Art. 105 Norme di salvaguardia
1. A far data dall’adozione del PPTR sugli immobili e sulle aree di cui all’art. 134 del Codice non sono consentiti interventi in contrasto con le disposizioni normative del PPTR aventi valore di prescrizione, a norma di quanto previsto dall’art. 143, comma 9, del Codice.

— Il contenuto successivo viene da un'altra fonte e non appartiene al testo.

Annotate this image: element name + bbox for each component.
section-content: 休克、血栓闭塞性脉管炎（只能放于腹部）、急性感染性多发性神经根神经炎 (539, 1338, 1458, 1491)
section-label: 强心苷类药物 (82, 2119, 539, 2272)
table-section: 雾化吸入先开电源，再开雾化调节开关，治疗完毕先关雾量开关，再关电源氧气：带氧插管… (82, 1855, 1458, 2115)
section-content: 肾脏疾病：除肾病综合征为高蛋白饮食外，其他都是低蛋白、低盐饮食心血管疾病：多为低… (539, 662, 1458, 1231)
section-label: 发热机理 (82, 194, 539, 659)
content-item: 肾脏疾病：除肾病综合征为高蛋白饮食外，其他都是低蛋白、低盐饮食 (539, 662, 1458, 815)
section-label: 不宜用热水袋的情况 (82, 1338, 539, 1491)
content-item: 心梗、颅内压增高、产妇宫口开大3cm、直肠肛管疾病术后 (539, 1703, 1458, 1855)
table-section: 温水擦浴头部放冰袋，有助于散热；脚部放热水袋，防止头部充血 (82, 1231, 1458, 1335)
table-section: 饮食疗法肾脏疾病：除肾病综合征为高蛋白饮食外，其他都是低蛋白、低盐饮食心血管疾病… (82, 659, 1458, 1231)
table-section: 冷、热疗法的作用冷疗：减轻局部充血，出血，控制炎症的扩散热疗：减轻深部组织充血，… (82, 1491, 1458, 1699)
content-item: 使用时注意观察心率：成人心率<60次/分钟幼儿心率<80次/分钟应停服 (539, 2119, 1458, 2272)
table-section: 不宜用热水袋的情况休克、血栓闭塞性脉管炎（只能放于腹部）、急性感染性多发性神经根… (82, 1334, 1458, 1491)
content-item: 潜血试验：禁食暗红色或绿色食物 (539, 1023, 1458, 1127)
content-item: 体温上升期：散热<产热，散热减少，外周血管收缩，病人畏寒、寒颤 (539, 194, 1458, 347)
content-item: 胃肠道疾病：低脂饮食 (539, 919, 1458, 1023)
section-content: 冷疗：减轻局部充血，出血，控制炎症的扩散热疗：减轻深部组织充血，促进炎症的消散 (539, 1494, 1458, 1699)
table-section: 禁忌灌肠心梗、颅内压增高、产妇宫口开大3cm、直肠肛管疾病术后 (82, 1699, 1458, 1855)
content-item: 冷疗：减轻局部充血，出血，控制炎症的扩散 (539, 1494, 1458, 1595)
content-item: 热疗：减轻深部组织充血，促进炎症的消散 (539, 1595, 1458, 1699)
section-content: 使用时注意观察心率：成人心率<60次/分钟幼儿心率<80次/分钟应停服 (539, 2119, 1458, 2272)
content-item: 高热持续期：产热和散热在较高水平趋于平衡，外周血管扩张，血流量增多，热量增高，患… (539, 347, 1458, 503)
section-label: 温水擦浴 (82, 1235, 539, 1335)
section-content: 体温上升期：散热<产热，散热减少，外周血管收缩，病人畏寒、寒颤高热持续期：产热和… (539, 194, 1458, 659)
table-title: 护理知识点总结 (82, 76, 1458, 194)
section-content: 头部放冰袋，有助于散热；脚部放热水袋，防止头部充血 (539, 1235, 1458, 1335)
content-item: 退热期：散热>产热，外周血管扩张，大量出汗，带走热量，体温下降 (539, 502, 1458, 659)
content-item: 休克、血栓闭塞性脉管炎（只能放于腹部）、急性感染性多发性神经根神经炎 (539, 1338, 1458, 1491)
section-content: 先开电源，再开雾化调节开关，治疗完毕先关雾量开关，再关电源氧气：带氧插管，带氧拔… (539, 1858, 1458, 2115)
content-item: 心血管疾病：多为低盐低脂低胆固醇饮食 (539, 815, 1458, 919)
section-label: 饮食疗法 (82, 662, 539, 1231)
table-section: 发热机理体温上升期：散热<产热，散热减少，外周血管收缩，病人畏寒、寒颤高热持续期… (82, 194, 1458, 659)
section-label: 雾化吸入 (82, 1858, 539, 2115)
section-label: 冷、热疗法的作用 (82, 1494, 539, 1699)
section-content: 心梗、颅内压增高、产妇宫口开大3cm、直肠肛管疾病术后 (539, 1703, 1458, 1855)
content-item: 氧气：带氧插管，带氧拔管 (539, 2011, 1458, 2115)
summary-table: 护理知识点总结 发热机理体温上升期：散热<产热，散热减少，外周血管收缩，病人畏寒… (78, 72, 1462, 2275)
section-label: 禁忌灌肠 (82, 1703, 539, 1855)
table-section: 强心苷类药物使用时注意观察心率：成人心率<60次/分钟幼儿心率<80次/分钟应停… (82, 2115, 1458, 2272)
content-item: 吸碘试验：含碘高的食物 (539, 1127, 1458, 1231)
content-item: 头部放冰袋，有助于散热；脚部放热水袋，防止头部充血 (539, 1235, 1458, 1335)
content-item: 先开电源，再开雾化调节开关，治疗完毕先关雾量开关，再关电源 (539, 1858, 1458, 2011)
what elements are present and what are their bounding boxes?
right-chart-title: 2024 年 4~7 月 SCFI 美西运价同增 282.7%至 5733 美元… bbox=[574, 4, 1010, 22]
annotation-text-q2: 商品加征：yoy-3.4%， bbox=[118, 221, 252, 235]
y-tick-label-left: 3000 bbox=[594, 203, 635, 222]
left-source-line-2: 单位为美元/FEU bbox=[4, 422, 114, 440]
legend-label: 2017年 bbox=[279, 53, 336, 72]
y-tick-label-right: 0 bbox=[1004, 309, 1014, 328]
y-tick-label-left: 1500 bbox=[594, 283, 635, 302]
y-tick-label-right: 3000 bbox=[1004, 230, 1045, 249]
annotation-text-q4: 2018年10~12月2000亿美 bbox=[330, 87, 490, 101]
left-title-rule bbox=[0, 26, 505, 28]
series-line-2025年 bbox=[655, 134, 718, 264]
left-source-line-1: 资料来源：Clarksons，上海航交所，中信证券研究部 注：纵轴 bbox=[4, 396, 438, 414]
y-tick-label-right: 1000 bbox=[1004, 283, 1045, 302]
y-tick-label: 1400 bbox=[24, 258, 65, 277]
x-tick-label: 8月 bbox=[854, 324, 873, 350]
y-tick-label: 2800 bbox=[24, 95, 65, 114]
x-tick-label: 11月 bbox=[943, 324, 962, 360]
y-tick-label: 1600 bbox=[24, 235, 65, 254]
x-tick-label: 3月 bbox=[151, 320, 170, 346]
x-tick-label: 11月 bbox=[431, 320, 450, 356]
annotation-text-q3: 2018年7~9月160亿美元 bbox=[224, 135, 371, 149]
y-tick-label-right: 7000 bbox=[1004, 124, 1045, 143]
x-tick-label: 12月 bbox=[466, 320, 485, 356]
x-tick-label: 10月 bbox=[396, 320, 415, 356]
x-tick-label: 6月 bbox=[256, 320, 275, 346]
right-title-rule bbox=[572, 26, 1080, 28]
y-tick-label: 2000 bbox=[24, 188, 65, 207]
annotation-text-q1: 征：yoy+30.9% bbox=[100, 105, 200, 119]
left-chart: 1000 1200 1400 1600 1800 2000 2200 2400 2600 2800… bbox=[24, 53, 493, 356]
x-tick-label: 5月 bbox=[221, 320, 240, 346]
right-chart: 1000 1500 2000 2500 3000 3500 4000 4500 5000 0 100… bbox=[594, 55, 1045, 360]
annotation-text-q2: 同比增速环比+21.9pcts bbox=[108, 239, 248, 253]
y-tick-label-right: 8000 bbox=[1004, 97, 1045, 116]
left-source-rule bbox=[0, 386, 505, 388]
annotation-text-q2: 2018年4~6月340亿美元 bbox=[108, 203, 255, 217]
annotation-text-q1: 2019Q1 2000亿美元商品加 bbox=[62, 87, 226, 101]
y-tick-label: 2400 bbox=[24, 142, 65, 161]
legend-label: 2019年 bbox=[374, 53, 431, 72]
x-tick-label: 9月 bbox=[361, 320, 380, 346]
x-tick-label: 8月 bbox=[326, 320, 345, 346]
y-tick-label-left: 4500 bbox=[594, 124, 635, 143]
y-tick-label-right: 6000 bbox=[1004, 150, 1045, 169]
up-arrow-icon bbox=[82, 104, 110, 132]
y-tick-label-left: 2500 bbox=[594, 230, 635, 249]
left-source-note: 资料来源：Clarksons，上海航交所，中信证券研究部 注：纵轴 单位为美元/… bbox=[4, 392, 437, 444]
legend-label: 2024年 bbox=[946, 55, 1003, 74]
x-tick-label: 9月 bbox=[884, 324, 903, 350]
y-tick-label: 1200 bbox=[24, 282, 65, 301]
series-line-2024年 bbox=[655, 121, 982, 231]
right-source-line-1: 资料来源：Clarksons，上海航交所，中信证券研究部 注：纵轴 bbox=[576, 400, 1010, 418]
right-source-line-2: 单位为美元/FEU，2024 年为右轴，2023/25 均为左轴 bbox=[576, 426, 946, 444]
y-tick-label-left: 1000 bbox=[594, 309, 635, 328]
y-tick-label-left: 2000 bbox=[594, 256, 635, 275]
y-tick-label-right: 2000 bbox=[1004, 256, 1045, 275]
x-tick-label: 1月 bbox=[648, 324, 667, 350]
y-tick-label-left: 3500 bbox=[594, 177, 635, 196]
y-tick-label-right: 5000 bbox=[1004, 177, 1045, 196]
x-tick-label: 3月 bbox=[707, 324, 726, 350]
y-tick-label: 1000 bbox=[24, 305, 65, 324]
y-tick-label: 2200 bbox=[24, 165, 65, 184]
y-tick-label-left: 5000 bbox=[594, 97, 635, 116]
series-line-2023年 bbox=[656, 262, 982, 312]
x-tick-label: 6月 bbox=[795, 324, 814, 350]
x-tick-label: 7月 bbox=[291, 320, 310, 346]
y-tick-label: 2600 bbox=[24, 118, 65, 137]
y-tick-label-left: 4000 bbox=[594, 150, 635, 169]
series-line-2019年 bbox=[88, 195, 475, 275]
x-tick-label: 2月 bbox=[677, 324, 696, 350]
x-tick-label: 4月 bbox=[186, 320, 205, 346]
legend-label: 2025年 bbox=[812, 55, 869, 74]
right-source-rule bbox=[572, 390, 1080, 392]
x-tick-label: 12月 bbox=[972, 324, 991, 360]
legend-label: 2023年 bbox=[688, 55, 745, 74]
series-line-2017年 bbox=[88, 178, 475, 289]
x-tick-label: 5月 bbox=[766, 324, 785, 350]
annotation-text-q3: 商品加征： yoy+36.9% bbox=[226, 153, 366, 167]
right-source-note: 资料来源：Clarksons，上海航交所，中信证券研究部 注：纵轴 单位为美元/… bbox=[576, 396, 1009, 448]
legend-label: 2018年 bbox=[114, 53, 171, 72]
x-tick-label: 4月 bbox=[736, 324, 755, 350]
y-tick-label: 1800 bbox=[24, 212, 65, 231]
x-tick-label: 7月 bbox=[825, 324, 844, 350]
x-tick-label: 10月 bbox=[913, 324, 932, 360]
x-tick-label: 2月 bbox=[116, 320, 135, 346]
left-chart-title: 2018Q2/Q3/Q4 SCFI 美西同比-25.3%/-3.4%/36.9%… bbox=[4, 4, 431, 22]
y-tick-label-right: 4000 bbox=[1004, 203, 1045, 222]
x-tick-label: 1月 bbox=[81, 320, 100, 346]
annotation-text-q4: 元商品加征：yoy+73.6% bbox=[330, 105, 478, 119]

Art. 106 Disposizioni transitorie
1. Per i Piani urbanistici esecutivi/attuativi approvati o dotati del parere obbligatorio e vincolante di cui all’art. 5.03 delle NTA del PUTT/P e per gli interventi dagli stessi previsti, gli eventuali ulteriori provvedimenti rimangono disciplinati dalle norme del PUTT/P.
Decorso il termine di efficacia dei predetti piani gli stessi devono acquisire parere di compatibilità paesaggistica a norma dell’art. 96 e gli interventi da essi previsti sono autorizzati a norma del presente Piano.
2. Per gli interventi che hanno ottenuto i previsti provvedimenti autorizzativi a norma del PUTT/P nonché per quelli provvisti del necessario titolo abilitativo rilasciato in conformità al PUTT/P, gli eventuali ulteriori provvedimenti rimangono disciplinati dalle norme del PUTT/P medesimo fino alla scadenza dell’autorizzazione paesaggistica, ove richiesta.
3. Nelle more della valutazione di conformità degli strumenti urbanistici generali comunali al PPTR di cui all’art. 100, ovvero dell’adeguamento ai sensi dell’art. 97 delle presenti norme, sono fatti salvi, in quanto verificati rispetto agli strati conoscitivi contenuti nella “Proposta di PPTR”, di cui alla D.G.R. n. 1 dell’11/01/2010:
a. le varianti di adeguamento degli strumenti urbanistici generali approvate ex art. 5.06 del PUTT/P dopo l’11 gennaio 2010 e fino alla data di adozione del PPTR;
b. i PUG che hanno ottenuto il parere di compatibilità ex art. 11 della LR 20/2001 dopo la data dell’ 11 gennaio 2010 e fino alla data di adozione del PPTR;
4. Le varianti di adeguamento al PUTT/P degli strumenti urbanistici generali e i PUG adottate/i dopo la data dell’ 11 gennaio 2010 e prima della entrata in vigore del PPTR, proseguono il proprio iter di approvazione ai sensi del PUTT/P.
5. Entro e non oltre i termini previsti dall’art. 100 e 97 delle presenti norme, i piani di cui ai commi 3 e 4 devono essere dichiarati conformi, ovvero adeguati al PPTR.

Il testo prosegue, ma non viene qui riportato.